Gadis itu bahkan belum pulang ke tempat kost sekadar mengganti pakaiannya, ia masih kenakan seragam kerja saat tangan kirinya telah menggenggam dua kantung berisi sayuran serta beberapa macam buah segar. Siapa yang tak suka membeli buah segar dengan harga sepuluh ribu satu styrofoam kecil, lagipula Rere hidup sendirian, ia bisa menghabiskannya beberapa minggu ke depan.

"Abang, telur ayamnya satu kilo. Minyak kemasan isi dua liter satu, ya," ucap Rere pada laki-laki sebaya yang sibuk melakukan transaksi jual beli dengan orang lain, tapi telinganya juga waspada mendengar permintaan Rere tadi.

"Siap!" sahut si penjual sembako seraya keluarkan beberapa uang kertas dari waist bag yang menggantung di dada, ia berikan kembalian pada ibu-ibu gemuk di sebelah Rere. "Makasih, Bu."

Kini si penjual terlihat sibuk menimbang telur pesanan Rere seraya dengarkan permintaan orang-orang yang baru datang, sekalipun keringat mengucur deras dari keningnya, tapi ia lega saat bisa membawa pulang hasil berjualan malam ini. Ada rezeki yang terbalas untuk lelah setiap orang.

"Bawang merah sama bawang putih seperempat juga, deh," ucap Rere lagi.

Si penjual mengangguk, ia baru saja masukan telur pada kantung bening—lalu memisahkannya di meja kecil. Ia tatap Rere sejenak. "Seragam kerjanya kayak kenal, karyawan swalayan depan, ya?"

"Iya, Bang."

"Kok belanja di sini?"

Rere mengernyit. "Emang kenapa, Bang? Ada aturan yang larang, ya? Kok aku nggak tahu."

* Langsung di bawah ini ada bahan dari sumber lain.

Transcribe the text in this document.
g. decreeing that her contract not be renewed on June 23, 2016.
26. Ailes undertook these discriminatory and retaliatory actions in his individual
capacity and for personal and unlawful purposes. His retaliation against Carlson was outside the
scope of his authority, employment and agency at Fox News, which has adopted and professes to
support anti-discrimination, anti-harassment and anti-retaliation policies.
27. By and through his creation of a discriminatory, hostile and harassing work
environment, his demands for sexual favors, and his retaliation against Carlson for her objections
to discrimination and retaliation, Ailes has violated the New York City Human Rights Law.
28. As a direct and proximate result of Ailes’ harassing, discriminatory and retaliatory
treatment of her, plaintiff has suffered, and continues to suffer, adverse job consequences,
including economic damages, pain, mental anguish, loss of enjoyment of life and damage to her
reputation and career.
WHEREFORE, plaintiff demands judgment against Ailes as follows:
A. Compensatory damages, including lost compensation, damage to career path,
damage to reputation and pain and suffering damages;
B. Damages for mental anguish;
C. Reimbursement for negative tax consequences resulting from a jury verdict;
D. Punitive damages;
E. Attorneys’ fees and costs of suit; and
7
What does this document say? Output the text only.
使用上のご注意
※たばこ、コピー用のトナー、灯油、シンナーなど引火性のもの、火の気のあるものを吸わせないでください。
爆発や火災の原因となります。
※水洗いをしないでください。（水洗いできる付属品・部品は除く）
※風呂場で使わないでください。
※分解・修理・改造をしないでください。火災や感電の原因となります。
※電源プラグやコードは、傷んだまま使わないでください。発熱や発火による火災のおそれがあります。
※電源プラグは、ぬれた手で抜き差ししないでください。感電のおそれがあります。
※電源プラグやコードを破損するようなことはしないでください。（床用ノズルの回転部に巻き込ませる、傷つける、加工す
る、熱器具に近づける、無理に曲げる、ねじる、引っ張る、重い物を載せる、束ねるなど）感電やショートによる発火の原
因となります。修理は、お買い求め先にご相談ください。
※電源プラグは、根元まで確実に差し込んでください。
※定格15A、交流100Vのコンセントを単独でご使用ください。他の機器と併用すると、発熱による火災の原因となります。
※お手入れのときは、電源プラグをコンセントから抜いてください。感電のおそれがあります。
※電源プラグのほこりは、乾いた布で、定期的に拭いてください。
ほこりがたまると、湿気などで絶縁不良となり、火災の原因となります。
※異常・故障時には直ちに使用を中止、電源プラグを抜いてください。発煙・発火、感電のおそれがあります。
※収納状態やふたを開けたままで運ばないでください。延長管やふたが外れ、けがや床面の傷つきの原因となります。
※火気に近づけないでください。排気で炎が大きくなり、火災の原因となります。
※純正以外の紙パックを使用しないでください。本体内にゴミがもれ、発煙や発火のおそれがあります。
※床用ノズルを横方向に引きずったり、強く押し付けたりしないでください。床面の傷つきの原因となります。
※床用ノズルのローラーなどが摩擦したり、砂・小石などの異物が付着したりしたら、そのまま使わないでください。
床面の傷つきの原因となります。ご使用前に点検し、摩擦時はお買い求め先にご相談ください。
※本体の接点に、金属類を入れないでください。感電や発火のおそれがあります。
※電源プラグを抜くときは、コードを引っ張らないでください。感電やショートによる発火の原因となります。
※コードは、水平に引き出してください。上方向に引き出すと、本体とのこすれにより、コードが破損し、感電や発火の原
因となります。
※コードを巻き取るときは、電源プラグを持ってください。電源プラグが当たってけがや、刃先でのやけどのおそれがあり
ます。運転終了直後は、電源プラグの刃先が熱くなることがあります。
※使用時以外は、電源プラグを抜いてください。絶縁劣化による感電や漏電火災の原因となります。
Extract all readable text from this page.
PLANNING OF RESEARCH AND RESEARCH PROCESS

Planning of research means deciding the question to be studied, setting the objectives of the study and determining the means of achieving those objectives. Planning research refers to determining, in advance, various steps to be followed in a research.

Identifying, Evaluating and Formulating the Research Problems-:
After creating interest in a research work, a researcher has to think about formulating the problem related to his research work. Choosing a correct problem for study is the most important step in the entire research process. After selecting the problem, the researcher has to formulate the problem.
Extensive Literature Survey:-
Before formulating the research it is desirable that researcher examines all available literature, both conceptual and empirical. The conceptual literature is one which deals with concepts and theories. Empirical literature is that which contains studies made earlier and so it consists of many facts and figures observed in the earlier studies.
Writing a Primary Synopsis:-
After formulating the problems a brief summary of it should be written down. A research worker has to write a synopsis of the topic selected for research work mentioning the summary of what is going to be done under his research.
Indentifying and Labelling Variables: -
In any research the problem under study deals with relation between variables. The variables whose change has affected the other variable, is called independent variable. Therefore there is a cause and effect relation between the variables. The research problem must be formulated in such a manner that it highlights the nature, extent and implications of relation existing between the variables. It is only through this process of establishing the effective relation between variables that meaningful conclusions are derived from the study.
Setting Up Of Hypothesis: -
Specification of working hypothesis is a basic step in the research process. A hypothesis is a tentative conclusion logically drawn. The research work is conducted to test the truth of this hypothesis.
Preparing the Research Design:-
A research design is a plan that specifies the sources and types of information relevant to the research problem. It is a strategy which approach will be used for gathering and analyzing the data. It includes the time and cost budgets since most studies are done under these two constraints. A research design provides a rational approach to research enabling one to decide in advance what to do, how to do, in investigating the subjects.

Si abang terkekeh, ia timbang bawang merah sebelum memasukannya pada plastik kecil. "Bukan gitu maksudnya, kan swalayan situ gajinya gede. Tanggal muda pasti, kan? Biasanya belanja di tempat yang lebih elite, bukan bazar murah."

Giliran Rere yang terkekeh. "Abang kenapa, sih. Kan urusannya masing-masing, buat aku yang ngerantau sendirian itu semua ini udah paling cocok."

"Oh, sendirian?"

"Iya, Abang jangan niat ngelamar, ya. Jodoh aku bukan Abang soalnya, tapi orang Korea." Kekehan geli lagi-lagi terdengar antara keduanya, sungguh malam sederhana yang masih sisakan sedikit rasa senang.